To add to the cutthroat atmosphere was the usual challenges of team roping at Cheyenne. Steers are given a 30-foot head start. Unlike most chutes, the roping chute in Cheyenne is quietly opened. Steers often just wander out, taking up to five seconds to get to the score line. Then the race is on as cowboys release their horses and give chase. This year, the team roping steers had been previously used as tripping steers—adding another challenge to the headers who had to handle them carefully so they wouldn’t fall down.

The 11th high team back, Britt Williams and Bobby Harris, set the early pace with an 8.2, pushing their total on three to 27.4. As the round progressed, it became clear they had drawn one of the better steers, but as Williams pointed out, they had to take advantage of that opportunity.

“When everybody is within 1.2 seconds of each other, you just have to draw a good steer and do the best job of the day, and you can win,” he said. “That steer had a decent track record. They were 9.7 on him once and missed him once. They said he was just decent—middle of the pen.”

Spencer Mitchell and Broc Cresta challenged with a 9.0. Then Derrick Begay and Cesar de la Cruz matched the time to move into a tie with Williams and Harris.

As for Harris, winning Cheyenne was the penultimate achievement for the Wyoming-born-and-raised 1991 world champion.

“This is a dream come true,” he said. Harris had been attending Cheyenne since he was 15 (he’s 47 now) and has narrowly missed winning steer roping titles at the ‘Daddy of ’Em All’ twice. Team roping is in only its ninth year at Cheyenne. Now, the win at his home-state rodeo could propel him to his 12th trip to the Wrangler NFR.

“After I made the Finals in 2002, I burned out,” he said. “My kids were in high school and I wanted to get them out of school. Now my kids are in college, and last fall I got the itch again. My roping has always been about when I want to do it; that’s when I do good. Britt and I have talked about roping but it didn’t work out until last fall, and it went really good. I’ve known him and watched him rope for a long time; his father and I grew up together. He’s got good horses and he’s proven that he’s got the ability to be a top world’s champion-caliber roper. I wasn’t going to come out and do it just to do it. I want to make the Finals.”

Begay and de la Cruz are of the same mindset. Once you make the NFR, it becomes an expectation, if not a right. Hovering around 20th in the PRCA world standings wasn’t satisfactory to either man, so the win in Cheyenne carried extra meaning.

“I’ve won it twice now,” de la Cruz said. “I won it Colter (Todd, in 2006). It’s a blessing. The last month hasn’t been very good, I haven’t been roping very good for my partner, but this makes up for everything.”

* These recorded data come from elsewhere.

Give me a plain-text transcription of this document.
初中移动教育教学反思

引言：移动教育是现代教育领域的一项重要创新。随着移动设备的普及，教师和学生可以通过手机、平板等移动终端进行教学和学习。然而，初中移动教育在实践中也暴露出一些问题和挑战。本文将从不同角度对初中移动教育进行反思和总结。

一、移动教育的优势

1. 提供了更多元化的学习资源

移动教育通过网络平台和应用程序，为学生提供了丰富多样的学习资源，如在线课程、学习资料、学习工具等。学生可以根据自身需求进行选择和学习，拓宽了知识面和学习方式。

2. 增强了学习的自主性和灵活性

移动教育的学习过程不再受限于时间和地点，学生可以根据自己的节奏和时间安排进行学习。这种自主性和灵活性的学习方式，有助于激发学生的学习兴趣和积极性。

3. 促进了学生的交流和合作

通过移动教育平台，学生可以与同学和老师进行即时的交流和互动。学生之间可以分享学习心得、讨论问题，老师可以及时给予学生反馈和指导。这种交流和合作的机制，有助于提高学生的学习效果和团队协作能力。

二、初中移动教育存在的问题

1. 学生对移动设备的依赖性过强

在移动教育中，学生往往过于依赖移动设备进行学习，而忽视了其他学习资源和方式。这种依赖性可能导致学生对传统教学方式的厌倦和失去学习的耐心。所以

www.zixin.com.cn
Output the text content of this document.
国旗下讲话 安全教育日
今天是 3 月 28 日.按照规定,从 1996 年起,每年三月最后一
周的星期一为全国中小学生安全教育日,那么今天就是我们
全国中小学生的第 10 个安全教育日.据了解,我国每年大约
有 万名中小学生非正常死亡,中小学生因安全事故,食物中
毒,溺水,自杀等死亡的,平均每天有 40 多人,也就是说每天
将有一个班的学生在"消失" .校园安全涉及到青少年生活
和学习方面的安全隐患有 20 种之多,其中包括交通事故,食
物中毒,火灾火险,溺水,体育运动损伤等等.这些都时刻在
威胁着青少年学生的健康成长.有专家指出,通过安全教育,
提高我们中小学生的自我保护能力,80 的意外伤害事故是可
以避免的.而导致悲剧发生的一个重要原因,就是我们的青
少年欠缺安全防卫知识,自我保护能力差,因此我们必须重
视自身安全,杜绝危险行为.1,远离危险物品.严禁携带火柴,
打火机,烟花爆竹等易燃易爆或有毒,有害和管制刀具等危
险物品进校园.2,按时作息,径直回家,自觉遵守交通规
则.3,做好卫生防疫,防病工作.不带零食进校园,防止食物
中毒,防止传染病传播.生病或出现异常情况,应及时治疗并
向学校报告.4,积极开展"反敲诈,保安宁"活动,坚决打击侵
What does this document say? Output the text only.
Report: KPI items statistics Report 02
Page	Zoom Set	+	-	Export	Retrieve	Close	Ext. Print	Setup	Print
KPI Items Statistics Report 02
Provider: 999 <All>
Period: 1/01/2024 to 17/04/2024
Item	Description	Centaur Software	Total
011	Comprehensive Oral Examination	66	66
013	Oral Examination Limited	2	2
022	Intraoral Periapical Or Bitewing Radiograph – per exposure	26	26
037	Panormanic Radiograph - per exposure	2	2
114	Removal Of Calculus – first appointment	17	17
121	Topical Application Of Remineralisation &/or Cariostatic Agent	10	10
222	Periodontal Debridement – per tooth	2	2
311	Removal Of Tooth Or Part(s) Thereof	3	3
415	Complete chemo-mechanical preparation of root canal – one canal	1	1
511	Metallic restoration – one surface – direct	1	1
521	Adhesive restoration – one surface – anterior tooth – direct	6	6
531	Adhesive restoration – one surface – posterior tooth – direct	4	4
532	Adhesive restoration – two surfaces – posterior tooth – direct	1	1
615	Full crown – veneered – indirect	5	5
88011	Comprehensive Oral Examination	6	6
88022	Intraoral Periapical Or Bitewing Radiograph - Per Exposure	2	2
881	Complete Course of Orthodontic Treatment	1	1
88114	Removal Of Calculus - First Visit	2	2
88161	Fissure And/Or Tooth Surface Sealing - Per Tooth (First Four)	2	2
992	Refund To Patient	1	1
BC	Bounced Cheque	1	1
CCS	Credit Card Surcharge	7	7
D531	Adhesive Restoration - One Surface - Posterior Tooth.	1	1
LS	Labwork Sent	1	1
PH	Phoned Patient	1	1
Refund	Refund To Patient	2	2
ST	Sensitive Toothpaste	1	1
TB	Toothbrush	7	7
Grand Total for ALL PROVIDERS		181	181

He rode his mare, Annie Oakley, for the win, because she’s the fastest horse he owns, and deflected the credit to her and his partner.

“Good horses and in my opinion, it takes a good header to set one up out here. They’re rolling so fast,” he said.
As for Begay, winning the ‘Daddy’ revealed a smile—if not much verbal expression of his win—from the normally stoic Navajo.

Begay and de la Cruz added $10,550 each to their world standings totals while Williams and Harris won $10,279.